Grab Aug 19, 2021

Preventing Pipeline Calls from Crashing Redis Clusters

Article Summary

Grab lost 95% of ride bookings for a full minute when a single Redis slave node failed. Their highly available cluster with multiple replicas somehow became a single point of failure.

Grab's engineering team dissects a production outage in Apollo, their critical driver state machine service. The post-mortem reveals how Redis Cluster pipelining and the Go-Redis client created an unexpected vulnerability despite redundant infrastructure.

Key Takeaways

Critical Insight

A seemingly resilient Redis Cluster became brittle because pipeline error handling and client-side state refresh delays turned one slave failure into a cascading system outage.

The fix involves a counterintuitive configuration change that actually increases load on master nodes but prevents total failures.

About This Article

Problem

Apollo's pipeline implementation in Go-Redis sent each HMGET command to a specific node.
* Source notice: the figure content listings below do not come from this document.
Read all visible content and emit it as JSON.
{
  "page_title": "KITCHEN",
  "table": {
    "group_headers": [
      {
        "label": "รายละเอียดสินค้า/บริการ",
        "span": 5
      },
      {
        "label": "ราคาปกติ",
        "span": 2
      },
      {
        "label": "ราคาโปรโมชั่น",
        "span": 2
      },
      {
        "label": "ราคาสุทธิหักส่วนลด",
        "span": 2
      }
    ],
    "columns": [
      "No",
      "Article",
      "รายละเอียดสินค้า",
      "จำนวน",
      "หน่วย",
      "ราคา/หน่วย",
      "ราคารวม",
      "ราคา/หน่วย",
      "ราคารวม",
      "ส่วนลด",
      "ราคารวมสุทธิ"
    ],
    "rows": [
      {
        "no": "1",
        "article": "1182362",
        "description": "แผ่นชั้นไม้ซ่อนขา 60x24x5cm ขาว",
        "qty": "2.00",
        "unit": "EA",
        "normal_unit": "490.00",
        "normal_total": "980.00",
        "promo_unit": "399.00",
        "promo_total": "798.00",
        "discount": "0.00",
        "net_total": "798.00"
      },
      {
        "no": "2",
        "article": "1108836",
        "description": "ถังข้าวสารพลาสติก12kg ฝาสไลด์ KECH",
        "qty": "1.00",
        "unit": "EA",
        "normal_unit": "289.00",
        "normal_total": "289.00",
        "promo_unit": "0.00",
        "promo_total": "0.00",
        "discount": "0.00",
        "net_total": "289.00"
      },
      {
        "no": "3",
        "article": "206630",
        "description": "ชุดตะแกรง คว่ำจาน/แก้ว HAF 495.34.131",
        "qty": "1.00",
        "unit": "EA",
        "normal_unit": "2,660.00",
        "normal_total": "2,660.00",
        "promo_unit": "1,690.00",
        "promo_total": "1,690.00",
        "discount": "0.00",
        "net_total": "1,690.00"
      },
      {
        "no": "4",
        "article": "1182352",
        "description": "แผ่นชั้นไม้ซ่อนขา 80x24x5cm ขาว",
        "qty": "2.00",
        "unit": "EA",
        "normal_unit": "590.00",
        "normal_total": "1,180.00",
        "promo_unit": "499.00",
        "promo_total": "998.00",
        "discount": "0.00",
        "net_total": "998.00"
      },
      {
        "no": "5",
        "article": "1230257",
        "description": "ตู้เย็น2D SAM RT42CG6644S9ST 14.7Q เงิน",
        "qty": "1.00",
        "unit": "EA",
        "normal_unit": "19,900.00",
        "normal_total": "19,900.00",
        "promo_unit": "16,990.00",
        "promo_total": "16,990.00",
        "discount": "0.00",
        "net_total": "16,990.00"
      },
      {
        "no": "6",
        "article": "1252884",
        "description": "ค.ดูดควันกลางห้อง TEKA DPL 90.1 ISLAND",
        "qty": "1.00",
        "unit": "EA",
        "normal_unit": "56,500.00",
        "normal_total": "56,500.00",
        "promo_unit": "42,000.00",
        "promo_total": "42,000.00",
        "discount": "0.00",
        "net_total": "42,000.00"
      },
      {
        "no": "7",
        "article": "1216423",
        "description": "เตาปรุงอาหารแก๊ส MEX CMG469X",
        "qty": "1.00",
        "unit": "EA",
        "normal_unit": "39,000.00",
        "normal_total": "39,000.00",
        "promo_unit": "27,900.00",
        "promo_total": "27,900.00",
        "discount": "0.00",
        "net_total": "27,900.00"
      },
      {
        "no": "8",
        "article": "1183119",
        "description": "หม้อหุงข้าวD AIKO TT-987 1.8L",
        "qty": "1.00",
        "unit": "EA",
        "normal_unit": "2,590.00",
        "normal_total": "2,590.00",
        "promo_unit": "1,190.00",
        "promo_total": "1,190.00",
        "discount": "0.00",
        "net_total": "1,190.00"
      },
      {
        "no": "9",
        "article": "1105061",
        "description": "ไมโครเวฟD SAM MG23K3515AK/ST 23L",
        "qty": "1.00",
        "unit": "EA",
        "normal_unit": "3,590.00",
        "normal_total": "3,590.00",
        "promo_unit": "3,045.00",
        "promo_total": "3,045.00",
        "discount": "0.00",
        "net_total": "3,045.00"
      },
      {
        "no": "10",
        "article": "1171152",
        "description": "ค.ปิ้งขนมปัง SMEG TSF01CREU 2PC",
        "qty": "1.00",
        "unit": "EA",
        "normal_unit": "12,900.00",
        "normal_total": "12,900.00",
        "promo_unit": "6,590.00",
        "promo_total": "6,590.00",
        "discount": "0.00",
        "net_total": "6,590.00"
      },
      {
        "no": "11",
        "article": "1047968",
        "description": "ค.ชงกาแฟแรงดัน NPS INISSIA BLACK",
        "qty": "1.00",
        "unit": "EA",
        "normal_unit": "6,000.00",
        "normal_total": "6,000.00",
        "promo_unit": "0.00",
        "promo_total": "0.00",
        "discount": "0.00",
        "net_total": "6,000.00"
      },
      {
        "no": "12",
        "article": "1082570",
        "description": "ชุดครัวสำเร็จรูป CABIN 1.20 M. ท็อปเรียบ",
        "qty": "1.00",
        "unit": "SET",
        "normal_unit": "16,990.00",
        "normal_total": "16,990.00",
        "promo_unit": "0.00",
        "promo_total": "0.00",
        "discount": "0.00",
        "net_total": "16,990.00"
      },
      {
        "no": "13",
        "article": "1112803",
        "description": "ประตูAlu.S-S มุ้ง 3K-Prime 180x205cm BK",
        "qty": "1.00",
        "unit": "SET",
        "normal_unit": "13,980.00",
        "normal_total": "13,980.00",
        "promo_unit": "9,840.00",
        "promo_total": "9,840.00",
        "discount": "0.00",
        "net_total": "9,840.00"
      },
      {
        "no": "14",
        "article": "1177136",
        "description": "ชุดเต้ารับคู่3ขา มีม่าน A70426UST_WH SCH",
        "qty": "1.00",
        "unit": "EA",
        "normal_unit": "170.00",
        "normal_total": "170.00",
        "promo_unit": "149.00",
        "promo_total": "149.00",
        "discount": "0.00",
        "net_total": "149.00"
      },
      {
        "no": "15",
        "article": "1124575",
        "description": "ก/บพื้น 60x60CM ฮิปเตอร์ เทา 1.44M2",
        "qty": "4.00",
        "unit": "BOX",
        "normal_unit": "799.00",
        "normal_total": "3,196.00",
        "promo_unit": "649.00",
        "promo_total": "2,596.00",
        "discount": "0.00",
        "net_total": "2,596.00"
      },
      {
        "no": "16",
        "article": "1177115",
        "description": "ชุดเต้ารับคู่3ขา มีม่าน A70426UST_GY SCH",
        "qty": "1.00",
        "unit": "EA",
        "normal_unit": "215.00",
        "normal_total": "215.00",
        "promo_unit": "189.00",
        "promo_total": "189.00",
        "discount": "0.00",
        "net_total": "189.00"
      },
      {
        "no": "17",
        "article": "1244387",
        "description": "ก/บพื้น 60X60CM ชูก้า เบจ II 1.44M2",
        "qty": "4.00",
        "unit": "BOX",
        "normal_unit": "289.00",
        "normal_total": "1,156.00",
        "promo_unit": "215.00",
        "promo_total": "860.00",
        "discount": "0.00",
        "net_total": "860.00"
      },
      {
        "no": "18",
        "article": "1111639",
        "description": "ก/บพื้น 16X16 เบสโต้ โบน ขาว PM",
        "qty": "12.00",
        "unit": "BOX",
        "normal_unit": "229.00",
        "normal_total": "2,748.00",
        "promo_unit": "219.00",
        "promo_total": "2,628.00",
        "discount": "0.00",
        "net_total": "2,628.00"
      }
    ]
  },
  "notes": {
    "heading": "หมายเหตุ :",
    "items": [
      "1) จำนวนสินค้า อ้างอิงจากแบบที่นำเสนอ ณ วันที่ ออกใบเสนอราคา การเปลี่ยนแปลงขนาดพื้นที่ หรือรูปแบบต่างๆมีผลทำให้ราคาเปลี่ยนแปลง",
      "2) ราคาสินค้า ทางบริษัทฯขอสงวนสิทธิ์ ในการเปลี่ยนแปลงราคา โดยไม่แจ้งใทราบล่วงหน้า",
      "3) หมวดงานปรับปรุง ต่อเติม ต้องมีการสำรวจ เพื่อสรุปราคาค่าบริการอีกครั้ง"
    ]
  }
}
When any slave node went down, the entire batch failed, even though the Redis Cluster kept running with 3 shards and 2 slaves per shard.

Solution

Grab's engineering team set up a separate Redis Cluster client with RouteByLatency enabled for pipelining. It routes reads through master nodes when slave latency goes above 1ms, so queries keep working as long as the majority partition stays up.

Impact

Grab added per-query error checking in pipeline responses instead of failing the whole batch on any error. This let them isolate failures to individual commands and stop the 95% failure rate that happened during single node outages.